On March 9 President Bush signed into law the USA Patriot Improvement and Reauthorization Act, officially ending an extended campaign by civil liberties groups to put some limits on the expansive powers handed to the President on a silver platter six weeks after the 9/11 terrorist attacks. Bush and the Justice Department's press office touted the bill's "safeguards for civil liberties," and Representative James Sensenbrenner Jr. claimed to find thirty civil liberties protections in the law. But no one should be fooled: This was a bitter disappointment for civil liberties proponents. So what went wrong?

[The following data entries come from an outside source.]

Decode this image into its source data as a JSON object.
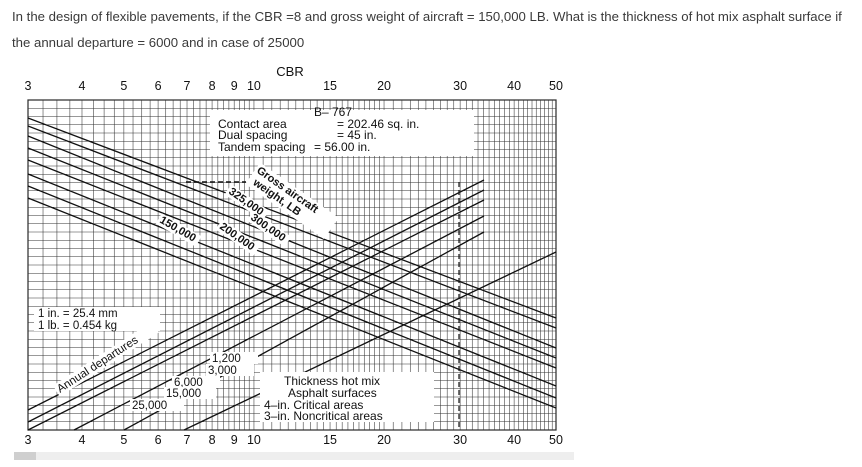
{
  "question": {
    "line1": "In the design of flexible pavements, if the CBR =8 and gross weight of aircraft = 150,000 LB. What is the thickness of hot mix asphalt surface if",
    "line2": "the annual departure = 6000 and in case of 25000"
  },
  "chart": {
    "axis_title": "CBR",
    "cbr_ticks": [
      "3",
      "4",
      "5",
      "6",
      "7",
      "8",
      "9",
      "10",
      "15",
      "20",
      "30",
      "40",
      "50"
    ],
    "aircraft": "B– 767",
    "spec": {
      "row1_label": "Contact area",
      "row1_value": "= 202.46 sq. in.",
      "row2_label": "Dual spacing",
      "row2_value": "= 45 in.",
      "row3_label": "Tandem spacing",
      "row3_value": "= 56.00 in."
    },
    "weight_title_1": "Gross aircraft",
    "weight_title_2": "weight, LB",
    "weights": [
      "325,000",
      "300,000",
      "200,000",
      "150,000"
    ],
    "units_line1": "1 in. = 25.4 mm",
    "units_line2": "1 lb. = 0.454 kg",
    "departures_title": "Annual departures",
    "departures": [
      "1,200",
      "3,000",
      "6,000",
      "15,000",
      "25,000"
    ],
    "legend": {
      "line1": "Thickness hot mix",
      "line2": "Asphalt surfaces",
      "line3": "4–in. Critical areas",
      "line4": "3–in. Noncritical areas"
    }
  }
}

It's not for lack of trying. The Bill of Rights Defense Committee launched an impressive grassroots campaign almost immediately after the Patriot Act was enacted; eventually eight states and nearly 400 towns, cities and counties passed resolutions condemning the act's civil liberties abuses. The ACLU and others entered into coalitions with conservative groups in hopes of pulling a Republican Congress along. Unlike in 2001, this time Congress held multiple hearings before acting. And the disclosure in December that President Bush had authorized warrantless wiretapping of Americans for years showed once again that this is not an executive worthy of trust with open-ended powers.

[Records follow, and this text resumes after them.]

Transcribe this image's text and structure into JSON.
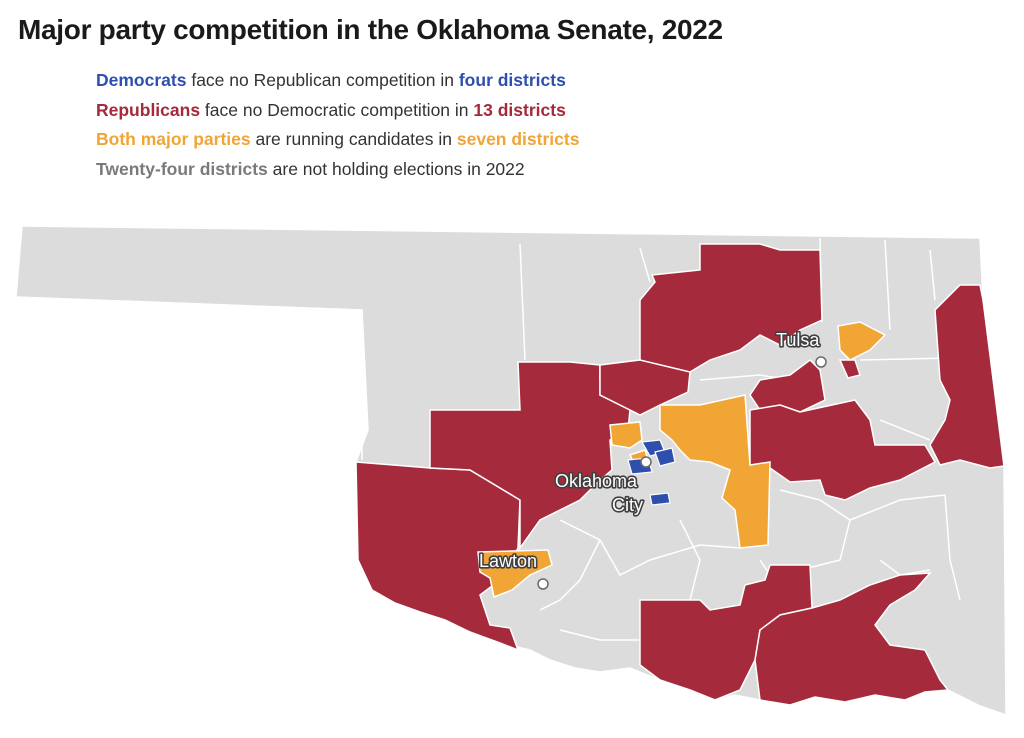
{
  "title": "Major party competition in the Oklahoma Senate, 2022",
  "colors": {
    "democrat": "#2f4fae",
    "republican": "#a52a3c",
    "both": "#f0a535",
    "no_election": "#dcdcdc",
    "border": "#ffffff"
  },
  "legend": [
    {
      "lead": "Democrats",
      "middle": " face no Republican competition in ",
      "tail": "four districts",
      "color": "#2f4fae"
    },
    {
      "lead": "Republicans",
      "middle": " face no Democratic competition in ",
      "tail": "13 districts",
      "color": "#a52a3c"
    },
    {
      "lead": "Both major parties",
      "middle": " are running candidates in ",
      "tail": "seven districts",
      "color": "#f0a535"
    },
    {
      "lead": "Twenty-four districts",
      "middle": " are not holding elections in 2022",
      "tail": "",
      "color": "#7a7a7a"
    }
  ],
  "cities": {
    "tulsa": "Tulsa",
    "oklahoma_city_line1": "Oklahoma",
    "oklahoma_city_line2": "City",
    "lawton": "Lawton"
  }
}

But in the end, Congress voted to extend all sixteen provisions that were originally set to expire on December 31, making only minor modifications to a handful. The new law, for example, requires the FBI director or deputy director to approve requests for library and medical records, and permits recipients of such "Section 215" orders to disclose them to lawyers to challenge them in court. But the Section 215 power remains incredibly broad; it doesn't even require the government to show that the person whose records are sought has any connection to terrorist activity.